On the morning of the 2014 World Cup draw, the English papers all led withone football story: England national team coach Roy Hodgson roaring his confidence in the team and declaring: "Go and put a tenner on us to win the World Cup!"
A few hours later, when Group D came out with Uruguay, Italy and Costa Rica, Hodgson's words looked somewhat foolish. Some thought that, given the FA's crackdown on players gambling and the four-month ban and £18,000 fine dished out in the summer to Andros Townsend (a player who was instrumental in helping England reach Brazil) for betting on matches in competitions in which he was involved, Hodgson should not have joked about betting at all.
Last month the Daily Telegraph broke the story, which it passed on to the National Crime Agency, that a betting syndicate budgeted £70,000 to spend on players for 'a fix,' £5,000 of which would go on a player to get booked in the first half to show that the fix was on. Last weekend, two days after Hodgson's comment, The Sun on Sunday filmed ex-Portsmouth defender Sam Sodje allegedly claiming he could arrange for League Championship players to get themselves booked in games for cash payments.
On Monday, the National Crime Agency arrested six players, among them two former Premier League players, for rigging incidents in matches for money (whereas match-fixing is affecting the result of games, spot-fixing is about individual incidents, like red or yellow cards). The six have now been released without charge.
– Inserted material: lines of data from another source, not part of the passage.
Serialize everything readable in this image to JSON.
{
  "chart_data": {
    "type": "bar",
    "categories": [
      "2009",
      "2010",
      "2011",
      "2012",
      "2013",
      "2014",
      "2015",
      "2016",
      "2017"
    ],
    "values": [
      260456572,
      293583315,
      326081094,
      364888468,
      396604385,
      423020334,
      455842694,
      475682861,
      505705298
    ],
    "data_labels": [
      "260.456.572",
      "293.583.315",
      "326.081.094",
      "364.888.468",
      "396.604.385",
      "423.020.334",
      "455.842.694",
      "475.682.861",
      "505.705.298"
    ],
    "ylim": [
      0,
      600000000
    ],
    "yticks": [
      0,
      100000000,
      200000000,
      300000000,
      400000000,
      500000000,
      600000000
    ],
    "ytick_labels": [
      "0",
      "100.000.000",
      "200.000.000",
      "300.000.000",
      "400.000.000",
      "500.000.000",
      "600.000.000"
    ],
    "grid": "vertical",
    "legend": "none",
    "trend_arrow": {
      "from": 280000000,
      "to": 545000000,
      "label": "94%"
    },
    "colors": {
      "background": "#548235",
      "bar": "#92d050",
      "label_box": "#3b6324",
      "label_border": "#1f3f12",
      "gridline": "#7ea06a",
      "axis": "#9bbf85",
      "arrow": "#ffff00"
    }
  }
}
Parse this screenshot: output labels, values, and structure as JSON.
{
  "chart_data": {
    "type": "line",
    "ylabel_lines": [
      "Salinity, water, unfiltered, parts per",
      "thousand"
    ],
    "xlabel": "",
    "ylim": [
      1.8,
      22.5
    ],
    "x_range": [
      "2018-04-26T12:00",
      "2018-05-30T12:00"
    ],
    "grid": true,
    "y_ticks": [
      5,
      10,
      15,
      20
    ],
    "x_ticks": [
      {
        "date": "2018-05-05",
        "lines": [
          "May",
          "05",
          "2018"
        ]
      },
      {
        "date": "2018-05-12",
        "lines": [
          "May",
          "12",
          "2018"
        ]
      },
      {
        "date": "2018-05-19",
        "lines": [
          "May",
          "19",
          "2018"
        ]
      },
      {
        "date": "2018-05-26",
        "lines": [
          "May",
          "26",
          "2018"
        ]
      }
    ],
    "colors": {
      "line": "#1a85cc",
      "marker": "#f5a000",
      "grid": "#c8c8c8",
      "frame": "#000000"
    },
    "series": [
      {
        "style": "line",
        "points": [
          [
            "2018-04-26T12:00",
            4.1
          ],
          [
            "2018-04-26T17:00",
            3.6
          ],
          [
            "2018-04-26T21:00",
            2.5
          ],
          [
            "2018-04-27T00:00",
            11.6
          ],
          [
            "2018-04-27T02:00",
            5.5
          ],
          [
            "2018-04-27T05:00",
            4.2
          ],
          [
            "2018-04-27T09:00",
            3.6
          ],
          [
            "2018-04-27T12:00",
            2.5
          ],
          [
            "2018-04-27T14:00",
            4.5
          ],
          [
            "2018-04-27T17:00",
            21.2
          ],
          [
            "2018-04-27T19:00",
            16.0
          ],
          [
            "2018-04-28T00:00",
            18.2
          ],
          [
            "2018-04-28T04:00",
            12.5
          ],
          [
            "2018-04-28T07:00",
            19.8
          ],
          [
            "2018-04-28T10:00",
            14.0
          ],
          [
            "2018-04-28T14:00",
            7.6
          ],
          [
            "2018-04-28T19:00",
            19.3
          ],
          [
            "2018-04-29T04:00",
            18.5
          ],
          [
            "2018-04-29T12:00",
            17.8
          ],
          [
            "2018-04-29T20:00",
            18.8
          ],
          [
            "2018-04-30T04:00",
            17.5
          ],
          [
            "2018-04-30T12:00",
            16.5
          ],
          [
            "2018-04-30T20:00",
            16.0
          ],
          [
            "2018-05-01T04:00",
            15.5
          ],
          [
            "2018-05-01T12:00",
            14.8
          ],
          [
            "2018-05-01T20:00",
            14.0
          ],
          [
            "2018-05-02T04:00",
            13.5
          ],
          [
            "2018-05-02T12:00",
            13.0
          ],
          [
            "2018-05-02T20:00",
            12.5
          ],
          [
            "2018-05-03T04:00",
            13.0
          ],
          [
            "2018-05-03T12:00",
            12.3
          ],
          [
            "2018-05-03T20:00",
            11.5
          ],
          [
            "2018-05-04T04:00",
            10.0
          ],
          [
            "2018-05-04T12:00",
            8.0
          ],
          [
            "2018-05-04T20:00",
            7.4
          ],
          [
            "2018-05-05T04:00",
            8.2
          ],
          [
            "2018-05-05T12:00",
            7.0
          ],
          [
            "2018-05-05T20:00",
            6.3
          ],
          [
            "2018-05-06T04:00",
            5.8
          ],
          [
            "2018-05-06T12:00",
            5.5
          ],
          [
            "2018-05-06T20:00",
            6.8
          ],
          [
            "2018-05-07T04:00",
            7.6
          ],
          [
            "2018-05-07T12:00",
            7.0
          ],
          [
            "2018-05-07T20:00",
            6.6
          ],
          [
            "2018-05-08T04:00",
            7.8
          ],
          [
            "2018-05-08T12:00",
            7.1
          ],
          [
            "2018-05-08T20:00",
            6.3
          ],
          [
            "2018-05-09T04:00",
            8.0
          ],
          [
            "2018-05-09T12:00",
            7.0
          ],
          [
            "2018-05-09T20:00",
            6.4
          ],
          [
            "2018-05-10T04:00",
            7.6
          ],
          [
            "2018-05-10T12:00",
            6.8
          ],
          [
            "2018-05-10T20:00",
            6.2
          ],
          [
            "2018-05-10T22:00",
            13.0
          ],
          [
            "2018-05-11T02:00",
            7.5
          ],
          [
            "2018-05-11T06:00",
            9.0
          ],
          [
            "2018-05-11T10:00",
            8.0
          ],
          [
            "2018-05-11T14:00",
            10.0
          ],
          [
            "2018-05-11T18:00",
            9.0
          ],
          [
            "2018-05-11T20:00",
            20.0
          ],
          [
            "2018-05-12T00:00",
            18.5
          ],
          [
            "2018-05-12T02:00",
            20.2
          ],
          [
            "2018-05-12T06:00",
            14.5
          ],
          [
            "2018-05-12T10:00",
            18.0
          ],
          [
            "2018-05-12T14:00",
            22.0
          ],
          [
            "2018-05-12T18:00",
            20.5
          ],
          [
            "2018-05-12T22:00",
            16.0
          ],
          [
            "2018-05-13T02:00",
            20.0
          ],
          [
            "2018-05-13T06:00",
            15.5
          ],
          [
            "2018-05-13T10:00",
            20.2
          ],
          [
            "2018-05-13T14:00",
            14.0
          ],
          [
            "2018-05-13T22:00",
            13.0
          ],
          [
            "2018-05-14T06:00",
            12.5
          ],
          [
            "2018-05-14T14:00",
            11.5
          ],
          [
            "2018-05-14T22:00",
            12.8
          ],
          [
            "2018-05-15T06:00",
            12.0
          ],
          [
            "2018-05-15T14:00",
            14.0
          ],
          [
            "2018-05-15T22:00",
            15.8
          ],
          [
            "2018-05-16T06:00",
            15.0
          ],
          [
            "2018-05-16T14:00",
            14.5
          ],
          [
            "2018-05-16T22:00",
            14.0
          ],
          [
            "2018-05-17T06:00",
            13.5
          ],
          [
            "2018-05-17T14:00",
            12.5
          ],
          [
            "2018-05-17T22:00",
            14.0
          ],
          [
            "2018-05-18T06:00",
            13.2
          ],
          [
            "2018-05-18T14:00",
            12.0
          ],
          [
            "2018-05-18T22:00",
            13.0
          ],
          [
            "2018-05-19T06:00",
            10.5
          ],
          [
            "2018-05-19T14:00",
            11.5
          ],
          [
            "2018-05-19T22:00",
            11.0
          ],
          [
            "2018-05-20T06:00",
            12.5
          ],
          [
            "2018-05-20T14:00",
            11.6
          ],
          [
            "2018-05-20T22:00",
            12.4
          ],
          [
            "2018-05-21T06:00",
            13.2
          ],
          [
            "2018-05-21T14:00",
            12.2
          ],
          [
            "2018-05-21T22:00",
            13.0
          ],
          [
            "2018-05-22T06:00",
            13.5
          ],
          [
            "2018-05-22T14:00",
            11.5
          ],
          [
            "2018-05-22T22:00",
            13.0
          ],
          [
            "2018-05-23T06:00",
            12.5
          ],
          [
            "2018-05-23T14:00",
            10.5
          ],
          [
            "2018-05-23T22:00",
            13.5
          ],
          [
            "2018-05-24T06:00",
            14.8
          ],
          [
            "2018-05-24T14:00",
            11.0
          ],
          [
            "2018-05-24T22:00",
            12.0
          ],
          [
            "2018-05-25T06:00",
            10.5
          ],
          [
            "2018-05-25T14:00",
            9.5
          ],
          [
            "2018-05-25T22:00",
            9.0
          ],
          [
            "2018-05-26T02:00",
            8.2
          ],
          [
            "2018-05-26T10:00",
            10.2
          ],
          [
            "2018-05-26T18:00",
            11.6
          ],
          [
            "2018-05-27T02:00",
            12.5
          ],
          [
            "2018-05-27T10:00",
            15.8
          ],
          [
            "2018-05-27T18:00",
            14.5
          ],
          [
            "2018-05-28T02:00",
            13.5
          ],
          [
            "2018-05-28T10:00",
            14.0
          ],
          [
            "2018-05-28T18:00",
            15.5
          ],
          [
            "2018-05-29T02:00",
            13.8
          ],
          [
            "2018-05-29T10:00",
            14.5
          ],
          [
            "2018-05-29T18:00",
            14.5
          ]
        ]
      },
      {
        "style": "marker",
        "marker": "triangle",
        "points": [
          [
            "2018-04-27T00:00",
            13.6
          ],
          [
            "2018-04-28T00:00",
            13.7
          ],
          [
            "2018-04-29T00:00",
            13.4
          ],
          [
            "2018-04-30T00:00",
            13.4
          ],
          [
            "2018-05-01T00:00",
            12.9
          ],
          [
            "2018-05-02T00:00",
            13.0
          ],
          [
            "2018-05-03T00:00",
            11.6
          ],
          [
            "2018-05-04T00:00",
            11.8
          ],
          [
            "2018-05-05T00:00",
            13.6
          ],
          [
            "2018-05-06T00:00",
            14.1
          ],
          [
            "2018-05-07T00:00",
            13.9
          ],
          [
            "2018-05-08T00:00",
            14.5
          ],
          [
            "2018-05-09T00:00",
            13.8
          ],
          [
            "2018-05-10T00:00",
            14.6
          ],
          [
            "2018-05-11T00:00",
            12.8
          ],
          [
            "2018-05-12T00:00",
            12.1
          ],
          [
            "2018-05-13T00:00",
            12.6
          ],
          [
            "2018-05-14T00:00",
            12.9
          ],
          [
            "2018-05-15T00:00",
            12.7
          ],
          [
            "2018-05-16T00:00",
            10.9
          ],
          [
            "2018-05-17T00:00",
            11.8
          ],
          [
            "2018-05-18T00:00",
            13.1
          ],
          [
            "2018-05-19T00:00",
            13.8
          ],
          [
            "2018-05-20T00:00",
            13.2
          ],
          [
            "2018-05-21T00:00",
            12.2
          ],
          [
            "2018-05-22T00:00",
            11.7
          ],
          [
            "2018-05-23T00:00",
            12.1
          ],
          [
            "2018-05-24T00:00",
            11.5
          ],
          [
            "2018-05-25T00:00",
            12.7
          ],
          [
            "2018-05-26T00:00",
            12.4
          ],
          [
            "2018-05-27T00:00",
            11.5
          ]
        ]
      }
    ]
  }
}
The story led the news bulletins for a brief while. On the rolling sports news channels, they discussed it in between advertisements for online betting sites while radio talk shows chatted it over on slots sponsored by betting partners. One of Sky's live Sunday games featured Fulham, shirts sponsored by Marathon Bet, beating Aston Villa, whose shirt sponsor is dafabet, described on its own website as "Asia's No. 1 online betting and gaming site."
Betting, betting, everywhere: So it's no surprise that the gambling industry dwarfs that of the football industry in revenue terms. In The Fix, the seminal 2008 book on match-fixing, author Declan Hill quotes a study by American journal Foreign Policy that estimates the Asian gambling industry at $450 billion per year.
By comparison, Real Madrid's 2012-13 financial results showed the largest revenues for any football club, at €521 million. If the gambling market is a large supermarket, the biggest club in the world is just a kiosk on the corner. Hill, writing on his excellent eponymous blog, has long warned this problem existed in England, even if the assumption was always that this kind of illegality happens in Italy, Germany, Czech Republic, Greece, Romania and Turkey -- but not England.
The same may now be true of those denying its existence in English football's crown jewel, the Premier League. Hill also charts the familiar stages to these stories: Denial, more scandals, loss of the sport's credibility and then resignation to the fact it happens.
The Fix has been translated into 20 languages and will be the subject of a Ridley Scott-directed TV series. Hill says that as long as gambling is a problem in football, so fixing will be too. But he has also come up with a plan to rid British football of the problem, and fast. It includes setting up a 90-day amnesty for all fixers, during which time they turn themselves in or face a lifetime ban from the game; that they can keep their money and that of those they turn in (if greed has attracted them to this in the first place, this might just work).
Hill believes this would not cost more than £250,000 to run, and would be a step in solving the problem in one go, rather than letting it fester.
Would it work? Will the FA listen? On Tuesday, the FA and the Premier League were present at a match-fixing summit hosted by the government's Department of Culture, Media and Sport. The Guardian reported Tuesday that the FA would be prepared to sign up to a cross-sport anti-corruption body while it has also been suggested that football learn lessons from outside sport.
"If you look at industries where similar issues occur, they try and make it easier for the whistle-blower," former FA chief executive Mark Palios told BBC Radio Four.
"The worry is that match-fixing will destroy the core values of the game," wrote Oliver Kaiser, chief executive of Ledavi Network, a consultancy specializing in branded entertainment in sports, in the launch issue of The Global Player magazine, which is out this week. "We need more transparency in this area, and organizations or third parties to look at it, or to gain knowledge from regular industries."
More than diving and referees making mistakes, more than FIFA's 'make-it-up-as-you-go-along' decisions on World Cup hosts or a lack of women in football boardrooms, match-fixing is the biggest threat to the sport in the future. Once we start to doubt the reality of what we are seeing, we will stop going to games, and we will stop paying to watch them on pay TV channels.
Every stakeholder in football has a responsibility to keep the game clean. At the moment, the crooks are winning. As Palios put it: "The PFA educate players, but, unfortunately, crime is not the preserve of the uneducated."